The fundamental purpose of the JHU regulation of student conduct is to promote and to protect the health, safety, welfare, property, and rights of all members of the University community as well as to promote the orderly operation of the University and to safeguard its property and facilities. As members of the University community, students accept certain responsibilities which support the educational mission and create an environment in which all students are afforded the same opportunity to succeed academically. 

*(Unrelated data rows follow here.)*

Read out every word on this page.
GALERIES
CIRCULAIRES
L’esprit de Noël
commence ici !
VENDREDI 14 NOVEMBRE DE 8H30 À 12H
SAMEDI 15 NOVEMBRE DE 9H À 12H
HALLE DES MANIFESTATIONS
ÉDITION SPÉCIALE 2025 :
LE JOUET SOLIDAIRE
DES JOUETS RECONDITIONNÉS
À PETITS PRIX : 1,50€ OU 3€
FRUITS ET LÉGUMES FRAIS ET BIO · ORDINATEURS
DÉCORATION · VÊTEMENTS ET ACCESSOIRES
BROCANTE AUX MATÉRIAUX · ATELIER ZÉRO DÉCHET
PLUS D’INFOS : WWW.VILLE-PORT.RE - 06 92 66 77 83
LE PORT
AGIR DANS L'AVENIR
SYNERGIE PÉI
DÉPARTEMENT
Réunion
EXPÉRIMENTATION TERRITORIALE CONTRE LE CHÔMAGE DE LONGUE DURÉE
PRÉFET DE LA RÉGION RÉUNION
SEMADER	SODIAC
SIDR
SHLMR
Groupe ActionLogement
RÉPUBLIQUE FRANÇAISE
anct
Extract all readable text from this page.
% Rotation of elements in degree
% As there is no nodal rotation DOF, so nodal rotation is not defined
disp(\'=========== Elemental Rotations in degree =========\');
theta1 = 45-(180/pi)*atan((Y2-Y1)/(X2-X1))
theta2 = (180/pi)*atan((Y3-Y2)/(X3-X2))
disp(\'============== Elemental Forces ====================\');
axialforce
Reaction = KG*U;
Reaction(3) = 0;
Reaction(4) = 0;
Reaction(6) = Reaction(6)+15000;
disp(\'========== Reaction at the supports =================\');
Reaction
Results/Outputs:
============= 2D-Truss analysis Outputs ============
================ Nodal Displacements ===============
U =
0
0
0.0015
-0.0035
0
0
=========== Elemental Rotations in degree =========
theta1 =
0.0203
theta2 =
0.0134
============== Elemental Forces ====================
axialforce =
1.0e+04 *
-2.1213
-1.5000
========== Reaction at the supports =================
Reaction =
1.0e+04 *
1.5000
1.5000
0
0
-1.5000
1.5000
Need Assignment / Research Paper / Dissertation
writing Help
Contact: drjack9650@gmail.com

For a full description of the code please visit the following website: https://studentaffairs.jhu.edu/policies-guidelines/student-code/

Classroom Climate

JHU is committed to creating a classroom environment that values the diversity of experiences and perspectives that all students bring. Everyone has the right to be treated with dignity and respect. Fostering an inclusive climate is important. Research and experience show that students who interact with peers who are different from themselves learn new things and experience tangible educational outcomes. At no time in this learning process should someone be singled out or treated unequally on the basis of any seen or unseen part of their identity. 
 
If you have concerns in this course about harassment, discrimination, or any unequal treatment, or if you seek accommodations or resources, please reach out to the course instructor directly. Reporting will never impact your course grade. You may also share concerns with your program chair, the Assistant Dean for Diversity and Inclusion, or the Office of Institutional Equity. In handling reports, people will protect your privacy as much as possible, but faculty and staff are required to officially report information for some cases (e.g. sexual harassment).

Course Auditing

When a student enrolls in an EP course with “audit” status, the student must reach an understanding with the instructor as to what is required to earn the “audit.” If the student does not meet those expectations, the instructor must notify the EP Registration Team [EP-Registration@exchange.johnshopkins.edu] in order for the student to be retroactively dropped or withdrawn from the course (depending on when the "audit" was requested and in accordance with EP registration deadlines). All lecture content will remain accessible to auditing students, but access to all other course material is left to the discretion of the instructor.